When hormone therapy became the next step, Slusser was offered the chance to participate in an adaptive therapy trial for advanced prostate cancer at Moffitt. Traditional care often relies on continuous testosterone suppression, sometimes called chemical castration, plus pills that block hormone signaling.  

The problem is that over time, the cancer adapts and becomes less sensitive.   

Jingsong Zhang, MD, PhD

Jingsong Zhang, MD, PhD

“Typically, patients progress within two years,” said Jingsong Zhang, MD, PhD, a medical oncologist and interim vice chair of the Genitourinary Oncology Department at Moffitt. “The cancer learns how to grow even without testosterone, and the treatment stops working.”  

Adaptive therapy takes a different approach. Treatment is cycled on and off, guided by PSA and testosterone levels. When levels are low, patients take a break. When they rise again, therapy starts.   

“It’s not the traditional treat-until-progression model,” Zhang explained. “With adaptive therapy, we try to preserve sensitivity longer and lessen toxicity.”  

Zhang says there are two goals: extend how long the cancer stays sensitive to treatment and cut down the long-term side effects of constant hormone suppression, like muscle and bone loss, cognitive effects and potential cardiac issues.  

He adds that many patients are drawn to the individualized approach.  

“Eventually, most patients will progress,” Zhang explained. “But even then, there are multiple standard options and clinical trials we can offer. The field keeps moving.”  

Life on Trial 

Slusser has been on the trial since 2021. He gets labs done every six weeks, often closer to home, plus CT and bone scans every 18 weeks at Moffitt. Many follow-ups are virtual. 

“I am able to work, travel, do most everything I want,” he said. “If you looked at me, you wouldn’t know I had stage 4 cancer.”  

Doug and Meegan Slusser

Doug and Meegan Slusser enjoy traveling and are living life to the fullest. 

But there are still tradeoffs. Hormone suppression still brings challenges like fatigue, weight gain and sexual changes.   

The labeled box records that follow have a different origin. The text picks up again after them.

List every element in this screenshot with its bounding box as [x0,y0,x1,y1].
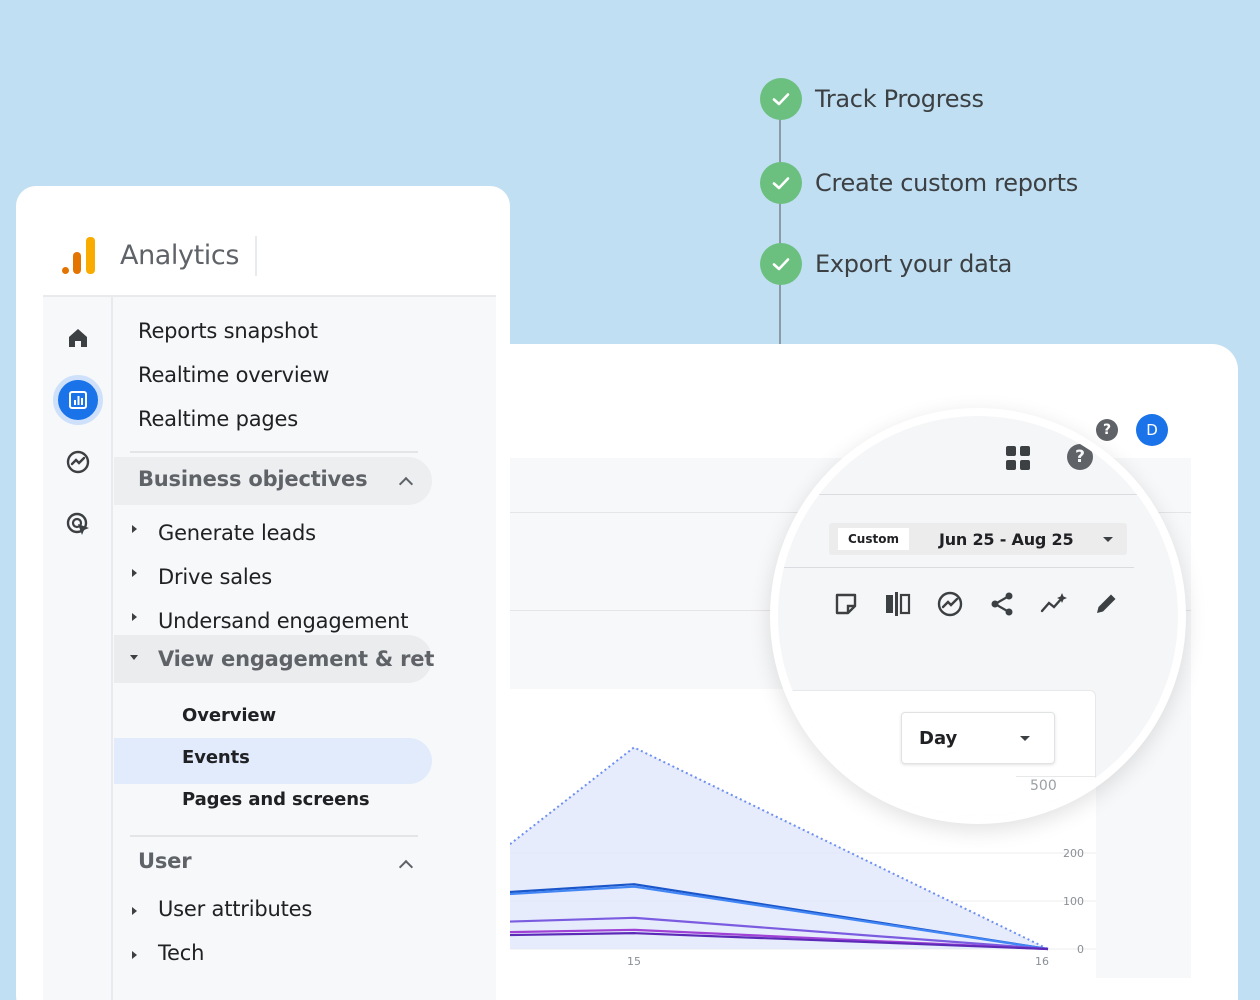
nav-subitem-pages-and-screens[interactable]: Pages and screens [182,789,370,810]
nav-item-reports-snapshot[interactable]: Reports snapshot [138,319,318,343]
explore-icon[interactable] [53,437,103,487]
report-toolbar [832,590,1120,618]
divider [778,567,1134,568]
insights-icon[interactable] [936,590,964,618]
nav-item-label: View engagement & ret [158,647,435,671]
share-icon[interactable] [988,590,1016,618]
feature-label: Export your data [815,250,1013,278]
nav-item-realtime-overview[interactable]: Realtime overview [138,363,329,387]
note-icon[interactable] [832,590,860,618]
expand-arrow-icon[interactable] [132,613,137,621]
active-highlight [114,738,432,784]
sidebar-card: Analytics Reports snapshot Realtime over… [16,186,510,1000]
bar-chart-icon[interactable] [53,375,103,425]
expand-arrow-icon[interactable] [132,569,137,577]
section-title: Business objectives [138,467,368,491]
date-range-picker[interactable]: Custom Jun 25 - Aug 25 [829,523,1127,555]
expand-arrow-icon[interactable] [132,951,137,959]
trend-sparkle-icon[interactable] [1040,590,1068,618]
feature-label: Track Progress [815,85,984,113]
app-logo[interactable]: Analytics [60,236,239,274]
x-tick-label: 16 [1035,955,1049,968]
divider [130,835,418,837]
nav-item-drive-sales[interactable]: Drive sales [158,565,272,589]
feature-label: Create custom reports [815,169,1078,197]
x-tick-label: 15 [627,955,641,968]
magnified-content: ? Custom Jun 25 - Aug 25 Day 500 [778,416,1178,816]
feature-export-data: Export your data [760,243,1012,285]
y-tick-label: 500 [1030,778,1057,794]
date-range-text: Jun 25 - Aug 25 [938,529,1074,549]
compare-icon[interactable] [884,590,912,618]
check-icon [760,78,802,120]
nav-item-realtime-pages[interactable]: Realtime pages [138,407,298,431]
date-chip: Custom [838,528,909,550]
caret-down-icon [1103,537,1113,542]
expand-arrow-icon[interactable] [132,525,137,533]
divider [778,494,1178,495]
grid-line [1016,776,1096,777]
check-icon [760,243,802,285]
apps-grid-icon[interactable] [1006,446,1030,470]
feature-custom-reports: Create custom reports [760,162,1078,204]
edit-pencil-icon[interactable] [1092,590,1120,618]
nav-item-understand-engagement[interactable]: Undersand engagement [158,609,408,633]
feature-track-progress: Track Progress [760,78,984,120]
section-user[interactable]: User [138,849,192,873]
caret-down-icon [1020,736,1030,741]
cursor-target-icon[interactable] [53,499,103,549]
granularity-value: Day [919,727,958,749]
help-icon[interactable]: ? [1067,444,1093,470]
y-tick-label: 200 [1063,847,1084,860]
nav-item-generate-leads[interactable]: Generate leads [158,521,316,545]
nav-rail [43,297,113,1000]
nav-subitem-overview[interactable]: Overview [182,705,276,726]
nav-item-user-attributes[interactable]: User attributes [158,897,312,921]
header-separator [255,236,257,276]
nav-item-tech[interactable]: Tech [158,941,204,965]
timeline-line [779,96,781,346]
magnifier: ? Custom Jun 25 - Aug 25 Day 500 [770,408,1186,824]
analytics-logo-icon [60,236,96,274]
check-icon [760,162,802,204]
home-icon[interactable] [53,313,103,363]
y-tick-label: 100 [1063,895,1084,908]
nav-subitem-events[interactable]: Events [182,747,250,768]
granularity-select[interactable]: Day [901,712,1055,764]
app-name: Analytics [120,239,240,271]
collapse-arrow-icon[interactable] [130,655,138,660]
expand-arrow-icon[interactable] [132,907,137,915]
y-tick-label: 0 [1077,943,1084,956]
divider [130,451,418,453]
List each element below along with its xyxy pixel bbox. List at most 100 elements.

“It’s an adjustment,” Slusser said. “Hormones are powerful. I am fortunate to have an understanding wife. She is with me at every appointment, taking notes. That support matters.” 

Standard hormone therapy may lose effectiveness within two to three years. But Zhang notes some adaptive therapy patients have done well for six years or longer.  

For Slusser, time is the goal.  

“Medicine advances so fast,” he said. “If I can keep this at bay, there may be another treatment or something better down the road.”  

Advice for Other Men 

Slusser shares his story so more men will get tested and feel more comfortable talking openly.   

“Early detection matters,” he said. “If your PSA is elevated, don’t ignore it. Thousands of us have gone through this, and the outcomes can be very good.”  

He also knows that perspective helps.  

“Things you think you couldn’t possibly deal with — when you’re in the middle of it, it’s amazing how your brain adapts,” he said. “Don’t put your head in the sand. Face it head-on.”  

For Zhang, the trial points toward a more personalized future. “Every patient’s disease behaves differently,” he said. “Adaptive therapy is about tailoring treatment to that reality.”